Soil thermal memory regulates event-scale precipitation recycling lag in a dryland environment

Abstract. Precipitation events in dryland environments generate sharp but uneven adjustments in surface and atmospheric conditions. While the atmosphere recovers rapidly from rainfall-induced cooling, the soil retains a substantial portion of the cooling anomaly, creating a land-surface memory. Using multi-year, multi-layer observations from five stations in Ningxia, China, and ERA5 reanalysis, this study investigates how this soil thermal memory timescale (τ_rec) modulates the timing of recycled moisture return.

Analysis of 112 events reveals a consistent "cold-humid pulse" with rapid atmospheric recovery but slow soil recovery, whose persistence we quantify as τ_rec (20–80 hours) using an exponential-decay framework. ERA5 diagnostics show the recycled moisture signal peaks 20–40 hours after rainfall, defining a recycling lag (τ_RR). Event-wise analysis of ten long-duration events reveals a systematic positive correlation (R ≈ 0.57) between τ_rec and τ_RR.

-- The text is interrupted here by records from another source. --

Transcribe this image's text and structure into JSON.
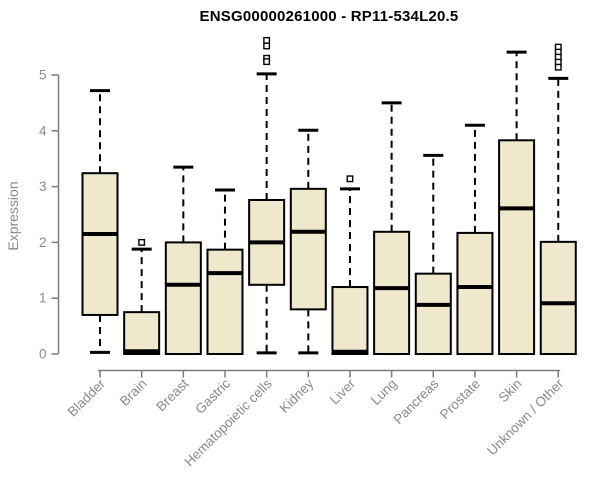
{
  "title": "ENSG00000261000 - RP11-534L20.5",
  "chart_data": {
    "type": "boxplot",
    "title": "ENSG00000261000 - RP11-534L20.5",
    "xlabel": "",
    "ylabel": "Expression",
    "ylim": [
      0,
      5
    ],
    "yticks": [
      0,
      1,
      2,
      3,
      4,
      5
    ],
    "grid": false,
    "legend": "none",
    "categories": [
      "Bladder",
      "Brain",
      "Breast",
      "Gastric",
      "Hematopoietic cells",
      "Kidney",
      "Liver",
      "Lung",
      "Pancreas",
      "Prostate",
      "Skin",
      "Unknown / Other"
    ],
    "boxes": [
      {
        "category": "Bladder",
        "whisker_low": 0.03,
        "q1": 0.7,
        "median": 2.15,
        "q3": 3.24,
        "whisker_high": 4.72,
        "outliers": []
      },
      {
        "category": "Brain",
        "whisker_low": 0,
        "q1": 0,
        "median": 0.05,
        "q3": 0.75,
        "whisker_high": 1.88,
        "outliers": [
          2.0
        ]
      },
      {
        "category": "Breast",
        "whisker_low": 0,
        "q1": 0,
        "median": 1.24,
        "q3": 2.0,
        "whisker_high": 3.35,
        "outliers": []
      },
      {
        "category": "Gastric",
        "whisker_low": 0,
        "q1": 0,
        "median": 1.45,
        "q3": 1.87,
        "whisker_high": 2.94,
        "outliers": []
      },
      {
        "category": "Hematopoietic cells",
        "whisker_low": 0.02,
        "q1": 1.24,
        "median": 2.0,
        "q3": 2.76,
        "whisker_high": 5.02,
        "outliers": [
          5.62,
          5.52,
          5.3,
          5.24
        ]
      },
      {
        "category": "Kidney",
        "whisker_low": 0.02,
        "q1": 0.8,
        "median": 2.19,
        "q3": 2.96,
        "whisker_high": 4.01,
        "outliers": []
      },
      {
        "category": "Liver",
        "whisker_low": 0,
        "q1": 0,
        "median": 0.04,
        "q3": 1.2,
        "whisker_high": 2.96,
        "outliers": [
          3.14
        ]
      },
      {
        "category": "Lung",
        "whisker_low": 0,
        "q1": 0,
        "median": 1.18,
        "q3": 2.19,
        "whisker_high": 4.5,
        "outliers": []
      },
      {
        "category": "Pancreas",
        "whisker_low": 0,
        "q1": 0,
        "median": 0.88,
        "q3": 1.44,
        "whisker_high": 3.56,
        "outliers": []
      },
      {
        "category": "Prostate",
        "whisker_low": 0,
        "q1": 0,
        "median": 1.2,
        "q3": 2.17,
        "whisker_high": 4.1,
        "outliers": []
      },
      {
        "category": "Skin",
        "whisker_low": 0,
        "q1": 0,
        "median": 2.61,
        "q3": 3.83,
        "whisker_high": 5.41,
        "outliers": []
      },
      {
        "category": "Unknown / Other",
        "whisker_low": 0,
        "q1": 0,
        "median": 0.91,
        "q3": 2.01,
        "whisker_high": 4.94,
        "outliers": [
          5.5,
          5.41,
          5.32,
          5.23,
          5.14
        ]
      }
    ],
    "colors": {
      "box_fill": "#EEE8CD",
      "box_border": "#000000",
      "median": "#000000",
      "whisker": "#000000",
      "outlier_stroke": "#000000",
      "outlier_fill": "#ffffff",
      "axis": "#7d7d7d",
      "tick_label": "#8a8a8a",
      "title": "#000000"
    }
  }
}
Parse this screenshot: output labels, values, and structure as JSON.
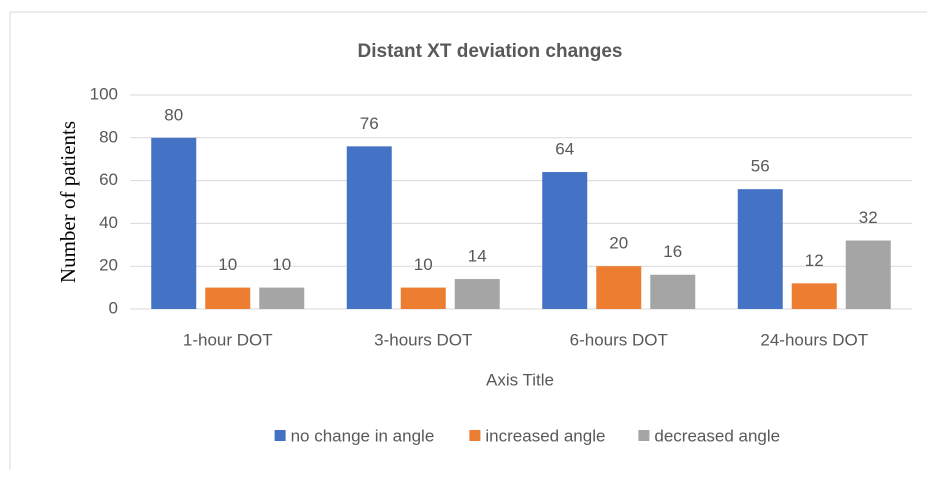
{
  "chart_data": {
    "type": "bar",
    "title": "Distant XT deviation changes",
    "x_label": "Axis Title",
    "y_label": "Number of patients",
    "categories": [
      "1-hour DOT",
      "3-hours DOT",
      "6-hours DOT",
      "24-hours DOT"
    ],
    "series": [
      {
        "name": "no change in angle",
        "color": "#4472c4",
        "values": [
          80,
          76,
          64,
          56
        ]
      },
      {
        "name": "increased angle",
        "color": "#ed7d31",
        "values": [
          10,
          10,
          20,
          12
        ]
      },
      {
        "name": "decreased angle",
        "color": "#a5a5a5",
        "values": [
          10,
          14,
          16,
          32
        ]
      }
    ],
    "ylim": [
      0,
      100
    ],
    "yticks": [
      0,
      20,
      40,
      60,
      80,
      100
    ],
    "grid": true,
    "legend": "bottom",
    "data_labels": true
  }
}
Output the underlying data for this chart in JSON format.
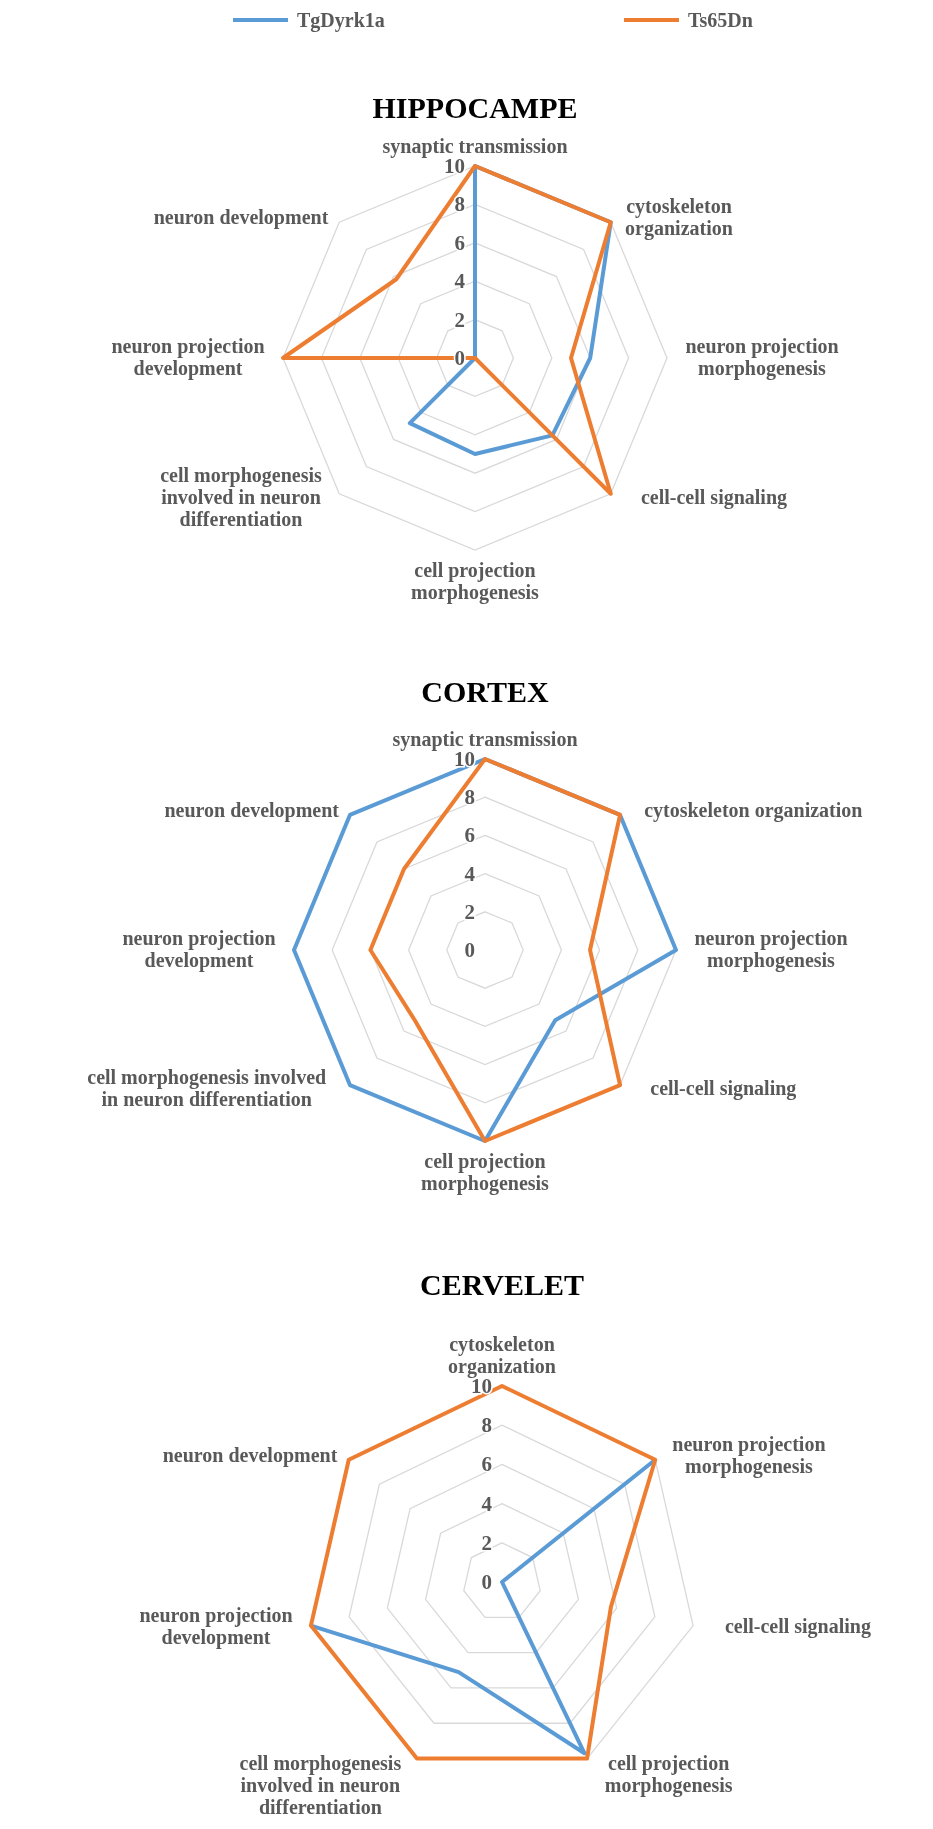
{
  "chart_data": [
    {
      "type": "radar",
      "title": "HIPPOCAMPE",
      "legend": "top",
      "grid": true,
      "ylim": [
        0,
        10
      ],
      "yticks": [
        0,
        2,
        4,
        6,
        8,
        10
      ],
      "categories": [
        "synaptic transmission",
        "cytoskeleton\norganization",
        "neuron projection\nmorphogenesis",
        "cell-cell signaling",
        "cell projection\nmorphogenesis",
        "cell morphogenesis\ninvolved in neuron\ndifferentiation",
        "neuron projection\ndevelopment",
        "neuron development"
      ],
      "series": [
        {
          "name": "TgDyrk1a",
          "color": "#5b9bd5",
          "values": [
            10,
            10,
            6,
            5.7,
            5,
            4.8,
            0,
            0
          ]
        },
        {
          "name": "Ts65Dn",
          "color": "#ed7d31",
          "values": [
            10,
            10,
            5,
            10,
            0,
            0,
            10,
            5.8
          ]
        }
      ]
    },
    {
      "type": "radar",
      "title": "CORTEX",
      "grid": true,
      "ylim": [
        0,
        10
      ],
      "yticks": [
        0,
        2,
        4,
        6,
        8,
        10
      ],
      "categories": [
        "synaptic transmission",
        "cytoskeleton organization",
        "neuron projection\nmorphogenesis",
        "cell-cell signaling",
        "cell projection\nmorphogenesis",
        "cell morphogenesis involved\nin neuron differentiation",
        "neuron projection\ndevelopment",
        "neuron development"
      ],
      "series": [
        {
          "color": "#5b9bd5",
          "values": [
            10,
            10,
            10,
            5.2,
            10,
            10,
            10,
            10
          ]
        },
        {
          "color": "#ed7d31",
          "values": [
            10,
            10,
            5.5,
            10,
            10,
            5.2,
            6,
            6
          ]
        }
      ]
    },
    {
      "type": "radar",
      "title": "CERVELET",
      "grid": true,
      "ylim": [
        0,
        10
      ],
      "yticks": [
        0,
        2,
        4,
        6,
        8,
        10
      ],
      "categories": [
        "cytoskeleton\norganization",
        "neuron projection\nmorphogenesis",
        "cell-cell signaling",
        "cell projection\nmorphogenesis",
        "cell morphogenesis\ninvolved in neuron\ndifferentiation",
        "neuron projection\ndevelopment",
        "neuron development"
      ],
      "series": [
        {
          "color": "#5b9bd5",
          "values": [
            null,
            10,
            0,
            9.7,
            5.1,
            10,
            null
          ]
        },
        {
          "color": "#ed7d31",
          "values": [
            10,
            10,
            5.7,
            10,
            10,
            10,
            10
          ]
        }
      ]
    }
  ]
}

Longer soil memory consistently predicts a more delayed recycling peak. We show this relationship is mediated by enhanced moisture-heat feedback (H), where persistent cold soils slow boundary-layer recovery and postpone the reactivation of evaporation. These results identify soil thermal memory as an active regulator; the timing of recycled moisture is not solely an atmospheric process but is partially land-controlled. This work establishes a novel "coupling-memory-recycling" pathway, providing a new mechanism for understanding and modeling dryland precipitation dynamics.